The first wave of online teaching tried to emulate a classroom. Think TED talks. These are way more than that.

“That’s fine for what it is, but a computer can do more than serve up videos and Powerpoint slides,” Anbar said. “Look at gaming. Computers can serve up a very immersive, addictive experience. We’re trying to bring that into education. … We’re trying to master the medium of teaching through a computer.”

His favorite virtual field trip is the Dinosaur Doom K-Pg Mass Extinction Event.

“That’s like asking me to pick my favorite child,” Anbar said. “It’s a suite of VFTs that expose the learners to the fact that we have evidence of an impact that wiped out the dinosaurs all around the world, in multiple locations and walks them through that evidence. I think it’s really cool to see those field sites. One of the most famous field locations in all of geology, the place where we first discovered evidence of a big meteorite impact at the time the dinosaurs became extinct is this roadcut by the side of a highway. You wouldn’t know was anything special if you just drove up to it. Just seeing a photograph of it doesn’t really give you that context. In a 3D immersive environment where you can turn around and see, ‘Oh, 10 feet behind me is a highway.’ You learn just by seeing - not by someone telling - that profound geology can be in all kinds of places you wouldn’t expect. I think that’s really cool, just getting that kind of context out of it is powerful.”
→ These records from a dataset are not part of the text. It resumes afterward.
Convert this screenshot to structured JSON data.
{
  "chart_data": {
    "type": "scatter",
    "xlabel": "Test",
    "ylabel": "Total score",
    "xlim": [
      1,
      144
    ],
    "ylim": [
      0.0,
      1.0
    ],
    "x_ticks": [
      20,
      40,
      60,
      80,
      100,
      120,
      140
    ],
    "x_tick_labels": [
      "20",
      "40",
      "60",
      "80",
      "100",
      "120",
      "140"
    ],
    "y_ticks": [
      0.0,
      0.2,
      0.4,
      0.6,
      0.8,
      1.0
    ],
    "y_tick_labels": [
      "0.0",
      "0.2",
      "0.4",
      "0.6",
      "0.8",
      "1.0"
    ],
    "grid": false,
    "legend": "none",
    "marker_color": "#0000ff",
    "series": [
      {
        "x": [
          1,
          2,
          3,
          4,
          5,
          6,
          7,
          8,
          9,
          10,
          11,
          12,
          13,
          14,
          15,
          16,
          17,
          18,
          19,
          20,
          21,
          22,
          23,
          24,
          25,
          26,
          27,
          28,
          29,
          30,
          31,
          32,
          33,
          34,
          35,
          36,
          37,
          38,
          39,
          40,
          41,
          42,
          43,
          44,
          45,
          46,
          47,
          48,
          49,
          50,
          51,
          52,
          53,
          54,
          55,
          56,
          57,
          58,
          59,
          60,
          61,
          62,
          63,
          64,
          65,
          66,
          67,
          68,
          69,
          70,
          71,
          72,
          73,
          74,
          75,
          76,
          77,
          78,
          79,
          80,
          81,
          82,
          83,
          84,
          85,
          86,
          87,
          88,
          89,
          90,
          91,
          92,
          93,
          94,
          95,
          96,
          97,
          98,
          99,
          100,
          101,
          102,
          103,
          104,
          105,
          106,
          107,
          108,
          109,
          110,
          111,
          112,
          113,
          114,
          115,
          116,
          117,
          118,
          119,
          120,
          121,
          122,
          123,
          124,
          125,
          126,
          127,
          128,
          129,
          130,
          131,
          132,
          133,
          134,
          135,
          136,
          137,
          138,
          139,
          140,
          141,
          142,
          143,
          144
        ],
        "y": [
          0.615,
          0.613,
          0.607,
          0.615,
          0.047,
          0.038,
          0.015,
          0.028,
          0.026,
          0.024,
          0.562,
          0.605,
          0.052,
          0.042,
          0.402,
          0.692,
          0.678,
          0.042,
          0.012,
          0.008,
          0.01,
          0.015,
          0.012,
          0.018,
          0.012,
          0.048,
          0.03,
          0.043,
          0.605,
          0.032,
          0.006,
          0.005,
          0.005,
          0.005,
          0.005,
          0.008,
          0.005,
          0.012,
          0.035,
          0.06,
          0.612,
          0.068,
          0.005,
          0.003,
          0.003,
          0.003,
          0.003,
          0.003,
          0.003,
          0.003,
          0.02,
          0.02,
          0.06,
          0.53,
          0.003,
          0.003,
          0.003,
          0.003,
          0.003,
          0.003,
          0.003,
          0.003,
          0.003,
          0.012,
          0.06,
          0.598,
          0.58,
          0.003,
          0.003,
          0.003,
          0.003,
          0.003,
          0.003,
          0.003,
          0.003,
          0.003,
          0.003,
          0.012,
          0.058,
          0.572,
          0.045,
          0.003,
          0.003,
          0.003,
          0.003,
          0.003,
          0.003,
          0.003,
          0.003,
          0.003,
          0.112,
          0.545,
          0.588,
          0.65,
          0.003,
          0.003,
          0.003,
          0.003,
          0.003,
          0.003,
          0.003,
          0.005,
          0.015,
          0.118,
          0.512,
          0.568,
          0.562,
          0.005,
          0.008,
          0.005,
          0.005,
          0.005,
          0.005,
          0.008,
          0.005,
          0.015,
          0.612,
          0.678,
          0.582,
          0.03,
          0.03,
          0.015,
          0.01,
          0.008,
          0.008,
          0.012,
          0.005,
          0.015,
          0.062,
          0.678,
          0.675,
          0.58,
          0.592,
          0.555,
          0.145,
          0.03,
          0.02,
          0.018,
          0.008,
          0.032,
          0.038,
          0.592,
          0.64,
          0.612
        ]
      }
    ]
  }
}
The Grand Canyon virtual field trip was put together in a two-week river expedition. Expert scientists give lectures along the way, through videos in the right places.

“That’s an experience very few people ever get to go on,” Anbar said. 

And that's where VFTs come in.

“What you’re seeing and why it’s important, that’s an experience very few people will ever have. It’s pretty powerful.”

Top image courtesy of the Center for Education Through eXploration.